= Amelia Holman Gilfert =

American actress

Catherine Amelia Holman Gilfert (1789–1833) was an American actress and theater manager. She was referred to by contemporary critics as the first star of the American theater. She was the manager of the Charleston Theatre in 1823–24 and 1824–25.

==Career==
A native of England, she was born to actor and manager Joseph George Holman (1764–1817) and debuted as an actress at the Theatre-Royal, Covent Garden, London in 1812. She and her father performed in April 1812 at the Georgian Theatre, Wisbech (now the Angles Theatre), managed by Thomas Shaftoe Robertson, as Cora and Rolla in Pizzarro on 8th, Desdemona and Othello in Othello on 10th, Lady Macbeth and Macbeth in Macbeth on 11th, and she played Lady Contest in the Farce of The Wedding Day the same night (this also being their benefit and last night).
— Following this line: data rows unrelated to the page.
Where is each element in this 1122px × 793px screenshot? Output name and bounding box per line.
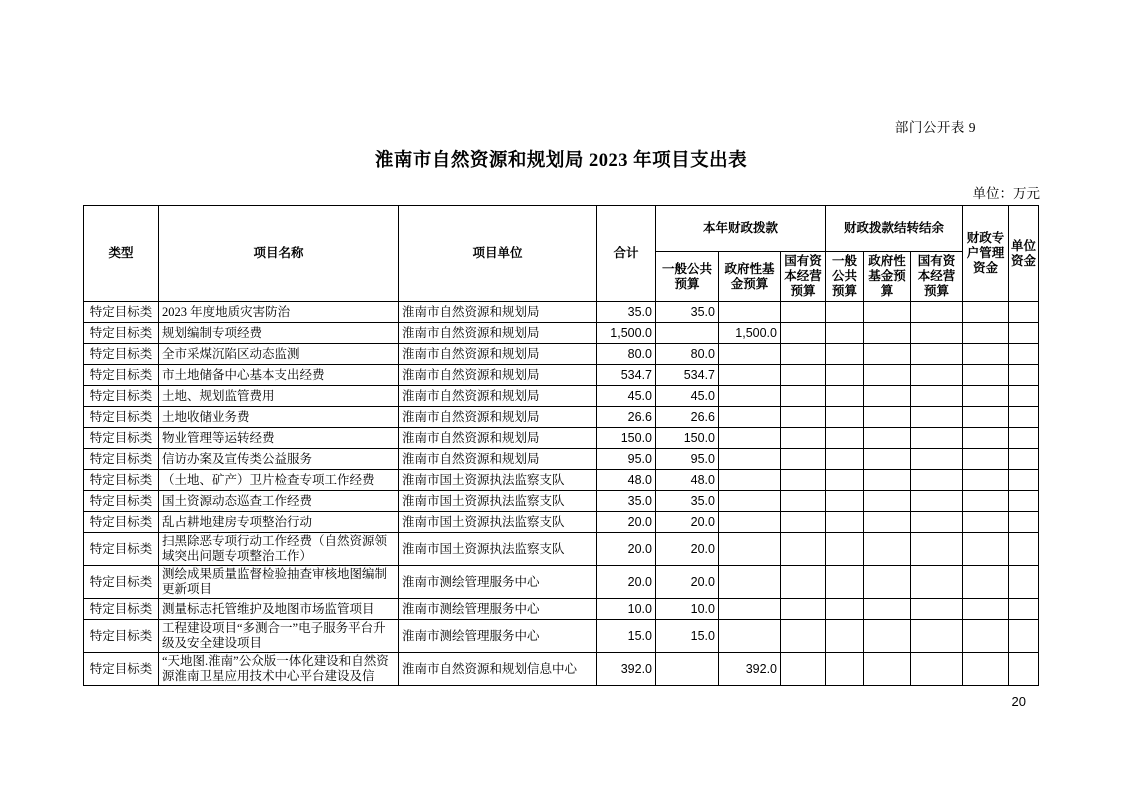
- cell-total: 20.0: [597, 512, 656, 533]
- cell-co-state-capital-budget: [911, 323, 963, 344]
- cell-type: 特定目标类: [84, 599, 159, 620]
- col-header-project-unit: 项目单位: [399, 206, 597, 302]
- cell-cy-general-public-budget: 48.0: [656, 470, 719, 491]
- cell-cy-state-capital-budget: [781, 386, 826, 407]
- table-row: [84, 512, 1039, 533]
- cell-unit-funds: [1009, 344, 1039, 365]
- cell-unit-funds: [1009, 566, 1039, 599]
- cell-co-state-capital-budget: [911, 428, 963, 449]
- cell-total: 35.0: [597, 302, 656, 323]
- cell-total: 20.0: [597, 566, 656, 599]
- cell-project-name: 扫黑除恶专项行动工作经费（自然资源领域突出问题专项整治工作）: [159, 533, 399, 566]
- cell-co-state-capital-budget: [911, 302, 963, 323]
- cell-co-gov-fund-budget: [864, 566, 911, 599]
- cell-cy-general-public-budget: 80.0: [656, 344, 719, 365]
- cell-total: 392.0: [597, 653, 656, 686]
- cell-project-name: 全市采煤沉陷区动态监测: [159, 344, 399, 365]
- cell-type: 特定目标类: [84, 344, 159, 365]
- cell-co-state-capital-budget: [911, 653, 963, 686]
- cell-co-gov-fund-budget: [864, 599, 911, 620]
- cell-co-general-public-budget: [826, 344, 864, 365]
- cell-project-unit: 淮南市国土资源执法监察支队: [399, 512, 597, 533]
- col-header-co-state-capital-budget: 国有资本经营预算: [911, 252, 963, 302]
- col-header-cy-gov-fund-budget: 政府性基金预算: [719, 252, 781, 302]
- cell-co-gov-fund-budget: [864, 407, 911, 428]
- cell-project-unit: 淮南市自然资源和规划局: [399, 407, 597, 428]
- col-header-project-name: 项目名称: [159, 206, 399, 302]
- cell-cy-general-public-budget: [656, 323, 719, 344]
- cell-project-unit: 淮南市国土资源执法监察支队: [399, 470, 597, 491]
- cell-co-state-capital-budget: [911, 365, 963, 386]
- cell-co-state-capital-budget: [911, 491, 963, 512]
- cell-unit-funds: [1009, 386, 1039, 407]
- cell-unit-funds: [1009, 653, 1039, 686]
- cell-project-name: 信访办案及宣传类公益服务: [159, 449, 399, 470]
- cell-special-account-funds: [963, 599, 1009, 620]
- cell-cy-gov-fund-budget: [719, 365, 781, 386]
- cell-cy-state-capital-budget: [781, 599, 826, 620]
- cell-cy-state-capital-budget: [781, 407, 826, 428]
- cell-project-unit: 淮南市自然资源和规划局: [399, 302, 597, 323]
- cell-co-general-public-budget: [826, 365, 864, 386]
- cell-cy-state-capital-budget: [781, 344, 826, 365]
- cell-cy-state-capital-budget: [781, 512, 826, 533]
- cell-project-unit: 淮南市自然资源和规划局: [399, 344, 597, 365]
- cell-co-gov-fund-budget: [864, 449, 911, 470]
- table-row: [84, 533, 1039, 566]
- cell-cy-state-capital-budget: [781, 620, 826, 653]
- cell-type: 特定目标类: [84, 323, 159, 344]
- cell-cy-state-capital-budget: [781, 533, 826, 566]
- cell-co-state-capital-budget: [911, 344, 963, 365]
- cell-cy-general-public-budget: 35.0: [656, 491, 719, 512]
- cell-unit-funds: [1009, 302, 1039, 323]
- cell-unit-funds: [1009, 491, 1039, 512]
- cell-co-general-public-budget: [826, 386, 864, 407]
- cell-type: 特定目标类: [84, 620, 159, 653]
- cell-project-name: （土地、矿产）卫片检查专项工作经费: [159, 470, 399, 491]
- cell-special-account-funds: [963, 302, 1009, 323]
- cell-project-name: 规划编制专项经费: [159, 323, 399, 344]
- cell-co-state-capital-budget: [911, 620, 963, 653]
- cell-special-account-funds: [963, 407, 1009, 428]
- table-row: [84, 620, 1039, 653]
- cell-cy-general-public-budget: 534.7: [656, 365, 719, 386]
- col-header-cy-general-public-budget: 一般公共预算: [656, 252, 719, 302]
- cell-co-state-capital-budget: [911, 566, 963, 599]
- cell-co-gov-fund-budget: [864, 323, 911, 344]
- cell-co-state-capital-budget: [911, 512, 963, 533]
- table-row: [84, 407, 1039, 428]
- cell-project-unit: 淮南市自然资源和规划局: [399, 323, 597, 344]
- col-group-carryover-balance: 财政拨款结转结余: [826, 206, 963, 252]
- cell-total: 1,500.0: [597, 323, 656, 344]
- cell-co-general-public-budget: [826, 491, 864, 512]
- cell-cy-gov-fund-budget: [719, 599, 781, 620]
- cell-special-account-funds: [963, 566, 1009, 599]
- cell-co-gov-fund-budget: [864, 620, 911, 653]
- cell-project-name: 乱占耕地建房专项整治行动: [159, 512, 399, 533]
- cell-project-unit: 淮南市测绘管理服务中心: [399, 620, 597, 653]
- project-expenditure-table: [83, 205, 1039, 686]
- cell-special-account-funds: [963, 449, 1009, 470]
- table-row: [84, 566, 1039, 599]
- cell-cy-state-capital-budget: [781, 449, 826, 470]
- table-row: [84, 599, 1039, 620]
- cell-total: 35.0: [597, 491, 656, 512]
- cell-cy-state-capital-budget: [781, 653, 826, 686]
- cell-special-account-funds: [963, 365, 1009, 386]
- cell-unit-funds: [1009, 449, 1039, 470]
- cell-co-general-public-budget: [826, 449, 864, 470]
- cell-total: 15.0: [597, 620, 656, 653]
- col-header-cy-state-capital-budget: 国有资本经营预算: [781, 252, 826, 302]
- cell-co-gov-fund-budget: [864, 491, 911, 512]
- cell-cy-gov-fund-budget: [719, 470, 781, 491]
- cell-co-state-capital-budget: [911, 599, 963, 620]
- cell-cy-state-capital-budget: [781, 566, 826, 599]
- cell-cy-general-public-budget: 20.0: [656, 512, 719, 533]
- cell-co-gov-fund-budget: [864, 302, 911, 323]
- cell-project-unit: 淮南市测绘管理服务中心: [399, 599, 597, 620]
- cell-co-general-public-budget: [826, 470, 864, 491]
- cell-co-state-capital-budget: [911, 470, 963, 491]
- cell-type: 特定目标类: [84, 449, 159, 470]
- cell-cy-gov-fund-budget: [719, 407, 781, 428]
- cell-total: 48.0: [597, 470, 656, 491]
- cell-type: 特定目标类: [84, 428, 159, 449]
- cell-special-account-funds: [963, 653, 1009, 686]
- cell-co-general-public-budget: [826, 566, 864, 599]
- cell-co-gov-fund-budget: [864, 428, 911, 449]
- cell-co-gov-fund-budget: [864, 365, 911, 386]
- cell-type: 特定目标类: [84, 512, 159, 533]
- table-row: [84, 323, 1039, 344]
- cell-type: 特定目标类: [84, 386, 159, 407]
- cell-project-name: 测量标志托管维护及地图市场监管项目: [159, 599, 399, 620]
- cell-cy-gov-fund-budget: [719, 533, 781, 566]
- cell-project-name: 国土资源动态巡查工作经费: [159, 491, 399, 512]
- table-row: [84, 302, 1039, 323]
- cell-co-gov-fund-budget: [864, 470, 911, 491]
- cell-co-gov-fund-budget: [864, 512, 911, 533]
- table-row: [84, 386, 1039, 407]
- cell-cy-gov-fund-budget: [719, 491, 781, 512]
- cell-cy-state-capital-budget: [781, 323, 826, 344]
- cell-cy-gov-fund-budget: [719, 302, 781, 323]
- cell-project-unit: 淮南市自然资源和规划局: [399, 365, 597, 386]
- cell-project-name: 物业管理等运转经费: [159, 428, 399, 449]
- cell-co-state-capital-budget: [911, 533, 963, 566]
- cell-total: 20.0: [597, 533, 656, 566]
- cell-cy-gov-fund-budget: [719, 386, 781, 407]
- cell-co-general-public-budget: [826, 620, 864, 653]
- cell-special-account-funds: [963, 512, 1009, 533]
- cell-special-account-funds: [963, 386, 1009, 407]
- cell-type: 特定目标类: [84, 407, 159, 428]
- cell-cy-state-capital-budget: [781, 302, 826, 323]
- cell-cy-general-public-budget: 20.0: [656, 566, 719, 599]
- cell-co-general-public-budget: [826, 302, 864, 323]
- cell-project-unit: 淮南市自然资源和规划局: [399, 428, 597, 449]
- cell-unit-funds: [1009, 512, 1039, 533]
- cell-cy-general-public-budget: 45.0: [656, 386, 719, 407]
- cell-special-account-funds: [963, 470, 1009, 491]
- cell-project-unit: 淮南市自然资源和规划局: [399, 449, 597, 470]
- cell-co-state-capital-budget: [911, 449, 963, 470]
- cell-co-general-public-budget: [826, 653, 864, 686]
- cell-project-name: 市土地储备中心基本支出经费: [159, 365, 399, 386]
- cell-unit-funds: [1009, 323, 1039, 344]
- col-header-type: 类型: [84, 206, 159, 302]
- cell-cy-gov-fund-budget: 1,500.0: [719, 323, 781, 344]
- cell-co-state-capital-budget: [911, 407, 963, 428]
- table-row: [84, 449, 1039, 470]
- cell-cy-state-capital-budget: [781, 428, 826, 449]
- col-group-current-year-appropriation: 本年财政拨款: [656, 206, 826, 252]
- cell-type: 特定目标类: [84, 533, 159, 566]
- table-row: [84, 365, 1039, 386]
- cell-special-account-funds: [963, 620, 1009, 653]
- table-row: [84, 470, 1039, 491]
- cell-cy-gov-fund-budget: [719, 344, 781, 365]
- cell-cy-general-public-budget: 15.0: [656, 620, 719, 653]
- cell-type: 特定目标类: [84, 470, 159, 491]
- cell-cy-state-capital-budget: [781, 365, 826, 386]
- cell-unit-funds: [1009, 620, 1039, 653]
- corner-label: 部门公开表 9: [894, 120, 976, 135]
- cell-project-name: 工程建设项目“多测合一”电子服务平台升级及安全建设项目: [159, 620, 399, 653]
- cell-total: 80.0: [597, 344, 656, 365]
- cell-type: 特定目标类: [84, 653, 159, 686]
- cell-cy-general-public-budget: [656, 653, 719, 686]
- cell-total: 45.0: [597, 386, 656, 407]
- cell-project-unit: 淮南市国土资源执法监察支队: [399, 491, 597, 512]
- cell-cy-general-public-budget: 10.0: [656, 599, 719, 620]
- cell-cy-gov-fund-budget: [719, 620, 781, 653]
- cell-co-general-public-budget: [826, 428, 864, 449]
- cell-project-name: 2023 年度地质灾害防治: [159, 302, 399, 323]
- cell-total: 26.6: [597, 407, 656, 428]
- cell-unit-funds: [1009, 407, 1039, 428]
- cell-co-gov-fund-budget: [864, 344, 911, 365]
- cell-co-gov-fund-budget: [864, 386, 911, 407]
- cell-project-unit: 淮南市测绘管理服务中心: [399, 566, 597, 599]
- cell-cy-general-public-budget: 26.6: [656, 407, 719, 428]
- page-number: 20: [1011, 694, 1026, 709]
- cell-co-general-public-budget: [826, 323, 864, 344]
- cell-cy-gov-fund-budget: [719, 428, 781, 449]
- cell-cy-gov-fund-budget: [719, 449, 781, 470]
- unit-label: 单位：万元: [972, 186, 1040, 201]
- cell-unit-funds: [1009, 599, 1039, 620]
- cell-special-account-funds: [963, 428, 1009, 449]
- cell-cy-general-public-budget: 20.0: [656, 533, 719, 566]
- cell-co-gov-fund-budget: [864, 653, 911, 686]
- cell-project-unit: 淮南市自然资源和规划局: [399, 386, 597, 407]
- cell-project-name: “天地图.淮南”公众版一体化建设和自然资源淮南卫星应用技术中心平台建设及信: [159, 653, 399, 686]
- cell-total: 534.7: [597, 365, 656, 386]
- table-row: [84, 653, 1039, 686]
- cell-special-account-funds: [963, 533, 1009, 566]
- col-header-special-account-funds: 财政专户管理资金: [963, 206, 1009, 302]
- cell-unit-funds: [1009, 533, 1039, 566]
- cell-project-name: 测绘成果质量监督检验抽查审核地图编制更新项目: [159, 566, 399, 599]
- cell-cy-state-capital-budget: [781, 470, 826, 491]
- cell-total: 95.0: [597, 449, 656, 470]
- cell-cy-gov-fund-budget: [719, 512, 781, 533]
- cell-cy-general-public-budget: 150.0: [656, 428, 719, 449]
- cell-unit-funds: [1009, 365, 1039, 386]
- cell-co-general-public-budget: [826, 407, 864, 428]
- cell-unit-funds: [1009, 428, 1039, 449]
- cell-project-name: 土地收储业务费: [159, 407, 399, 428]
- cell-special-account-funds: [963, 323, 1009, 344]
- col-header-co-general-public-budget: 一般公共预算: [826, 252, 864, 302]
- cell-cy-gov-fund-budget: [719, 566, 781, 599]
- cell-total: 10.0: [597, 599, 656, 620]
- col-header-total: 合计: [597, 206, 656, 302]
- cell-project-unit: 淮南市自然资源和规划信息中心: [399, 653, 597, 686]
- cell-special-account-funds: [963, 491, 1009, 512]
- col-header-co-gov-fund-budget: 政府性基金预算: [864, 252, 911, 302]
- table-row: [84, 344, 1039, 365]
- cell-co-general-public-budget: [826, 599, 864, 620]
- page-title: 淮南市自然资源和规划局 2023 年项目支出表: [374, 151, 748, 171]
- cell-cy-state-capital-budget: [781, 491, 826, 512]
- cell-co-general-public-budget: [826, 533, 864, 566]
- cell-co-gov-fund-budget: [864, 533, 911, 566]
- cell-cy-general-public-budget: 35.0: [656, 302, 719, 323]
- table-row: [84, 428, 1039, 449]
- cell-type: 特定目标类: [84, 566, 159, 599]
- cell-cy-general-public-budget: 95.0: [656, 449, 719, 470]
- cell-cy-gov-fund-budget: 392.0: [719, 653, 781, 686]
- cell-co-general-public-budget: [826, 512, 864, 533]
- cell-total: 150.0: [597, 428, 656, 449]
- cell-type: 特定目标类: [84, 302, 159, 323]
- cell-project-unit: 淮南市国土资源执法监察支队: [399, 533, 597, 566]
- col-header-unit-funds: 单位资金: [1009, 206, 1039, 302]
- cell-type: 特定目标类: [84, 491, 159, 512]
- cell-special-account-funds: [963, 344, 1009, 365]
- cell-type: 特定目标类: [84, 365, 159, 386]
- cell-co-state-capital-budget: [911, 386, 963, 407]
- cell-unit-funds: [1009, 470, 1039, 491]
- cell-project-name: 土地、规划监管费用: [159, 386, 399, 407]
- table-row: [84, 491, 1039, 512]
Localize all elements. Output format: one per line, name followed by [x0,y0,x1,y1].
The handbills for these performances are among the hundreds of those in the collection of the Wisbech & Fenland Museum.
Afterwards they left for the United States, where she spent her remaining career.

In 1812, she appeared with her father at the Park Theatre in New York City. Three years later she married German born composer and theatre manager Charles Gilfert (1787-1829).
In 1822, Charles sold his managerial interest in the Charleston Theatre to his wife's trustee, Dr. John Dyott. Gilfert succeeded her husband as manager for 1823-24 and 1824-25.